Unter den zahllosen Faktoren, die den Erfolg oder Niedergang eines Unternehmens beeinflussen können, haben Wirtschaftswissenschaftler zwei Faktoren als wesentlich entscheidend erkannt: Motivierte und qualifizierte Mitarbeiter und ein erfolgreicher Vertrieb. Wenden wir uns der Rekrutierung der Mitarbeiter zu. Es kommt darauf an, diejenigen Mitarbeiter für das eigene Unternehmen zu gewinnen, die ihr gesamtes Wissen, ihre Kreativität, ihre Persönlichkeit und ihre Produktivität rückhaltlos und hoch motiviert für den Unternehmenserfolg einsetzen. Dafür sind bereits im Einstellungsverfahren Vorgehensweisen anwendbar, die das Motiv bei den Bewerbern wecken und stabilisieren. Mit gutem Grund werden jedes Jahr im Internet Rankinglisten mit Bewertungen für die Arbeitgeber veröffentlicht. Verdienstmöglichkeiten, soziale Leistungen, Boni, Teamarbeit, Personalförderung und Unternehmenswerte werden in ein Bewertungssystem gebracht. Daraus entsteht eine Positionierung des Unternehmens am Markt nach Kriterien der Mitarbeiterbehandlung. Gut bewertete Unternehmen werden von leistungsfähigen Bewerbern angesprochen. Die Rekrutierung der Besten führt zur weiteren Verbesserung der Position des Unternehmens.

Ein tolles Bewerbungsverfahren

Bewerber begeisternEin Bewerbungsverfahren bietet mehrere Instrumente, um die Motivation des Bewerbers im Verfahren zu fördern. Von Abgabe der Bewerbung über Assessment-Center bis Einstellungsgespräch finden mehrere Prozesse statt, die sich auf die Motivation und Entscheidungsfindung des Bewerbers auswirken. Der persönliche Kontakt sollte so früh wie möglich stattfinden.
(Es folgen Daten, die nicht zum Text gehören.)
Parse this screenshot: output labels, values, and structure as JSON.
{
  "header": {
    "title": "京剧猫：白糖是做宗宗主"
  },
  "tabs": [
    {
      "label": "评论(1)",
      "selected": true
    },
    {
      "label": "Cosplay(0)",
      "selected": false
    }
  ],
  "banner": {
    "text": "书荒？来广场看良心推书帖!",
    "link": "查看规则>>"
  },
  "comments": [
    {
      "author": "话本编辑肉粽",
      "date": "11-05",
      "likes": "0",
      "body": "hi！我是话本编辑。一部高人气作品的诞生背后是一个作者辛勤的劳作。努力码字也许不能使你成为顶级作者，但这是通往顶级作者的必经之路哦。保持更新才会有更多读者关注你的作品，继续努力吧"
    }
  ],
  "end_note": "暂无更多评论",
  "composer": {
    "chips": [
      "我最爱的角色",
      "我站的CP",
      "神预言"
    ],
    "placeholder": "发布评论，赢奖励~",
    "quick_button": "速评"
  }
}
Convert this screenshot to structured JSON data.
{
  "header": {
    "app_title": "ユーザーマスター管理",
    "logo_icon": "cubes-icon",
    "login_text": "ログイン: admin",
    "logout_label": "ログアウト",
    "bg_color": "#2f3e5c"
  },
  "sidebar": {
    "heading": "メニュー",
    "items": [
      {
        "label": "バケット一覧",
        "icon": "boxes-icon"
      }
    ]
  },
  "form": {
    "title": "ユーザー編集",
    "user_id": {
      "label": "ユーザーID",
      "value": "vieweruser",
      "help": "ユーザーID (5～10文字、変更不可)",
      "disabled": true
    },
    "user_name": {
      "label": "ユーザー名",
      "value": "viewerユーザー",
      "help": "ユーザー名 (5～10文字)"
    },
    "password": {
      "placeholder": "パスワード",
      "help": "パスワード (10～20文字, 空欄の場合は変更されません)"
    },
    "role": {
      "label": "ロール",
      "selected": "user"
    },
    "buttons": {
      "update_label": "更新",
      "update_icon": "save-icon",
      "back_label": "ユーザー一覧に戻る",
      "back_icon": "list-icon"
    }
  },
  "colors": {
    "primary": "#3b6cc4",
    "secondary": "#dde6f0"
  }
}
Ein Besuch im Unternehmen ersetzt Infomaterial und langatmige Beschreibungen. Management und Kontrolling des Bewerbungsprozesses macht ermöglicht die Analyse, welche Interessen die Bewerber und welche das Unternehmen antreiben. Die Kenntnis darüber, welche Interessen die Bewerber haben, lässt Entscheidungen zu wie Bewerberwebseiten einzurichten sind, welche Informationen sie enthalten sollten und mit welchen Suchwörtern das eigene Unternehmen und die Stellenausschreibungen im Internet gefunden werden. Die Positionierung des Unternehmens am Bewerbermarkt ist ein ebenso komplexer Prozess wie das Marketing Management des Unternehmens. Das Ranking in Bewertungsportalen zum Thema Arbeitgeber, die Eigendarstellung des Unternehmens im Internet und auf Social Media Plattformen, die Akzeptanz und der Bekanntheitsgrad des eigenen Brands und letztendlich die Faszination und Begeisterung der Bewerber für das Unternehmen nehmen auf den Erfolg dieses Prozesses Einfluss. Ein Bewerbungsprozess, der von der Positionierung des Unternehmens bis zum Einstellungsgespräch durchdacht abläuft und die Interessen der Bewerber berücksichtigt, wird erfolgreich sein.

Employer Branding

Für die Darstellung der Attraktivität des Arbeitgebers werden im Rahmen des Employer Branding Maßnahmen aus dem Marketing eingesetzt. Strategische Zielstellung des Employer Branding ist die dauerhafte Verbesserung des Arbeitgeber Image, um die Qualität der Rekrutierung langfristig stabil zu steigern. Die Identität und die Werte des Unternehmens, seine Stärke, die Beachtung der Interessen und Bedürfnisse potenzieller Arbeitnehmer, die Integrität der Arbeitgebermarke und das Image des Unternehmens werden im Rahmen des Employer Branding an die Bewerber vermittelt.

Fazit und Praxistipps

Nach der Positionierung des Unternehmens und der Analyse der Bewerbungen sollte zügig ein Kontakt zwischen Unternehmen und Bewerber hergestellt werden. Je schneller Übereinstimmungen zwischen den Unternehmensinteressen und den Bewerberinteressen erkannt werden, umso stabiler und ausbaufähiger ist der Kontakt zum Bewerber. Gespräche auf Augenhöhe mit beiderseitigem Austausch der Argumente und Ansichten über eine Zusammenarbeit sind wirksamer als einseitige Befragungen des Bewerbers, wie er das Unternehmen voranbringen will. Bewerber begeister man, indem ihre Interessen beachtet werden.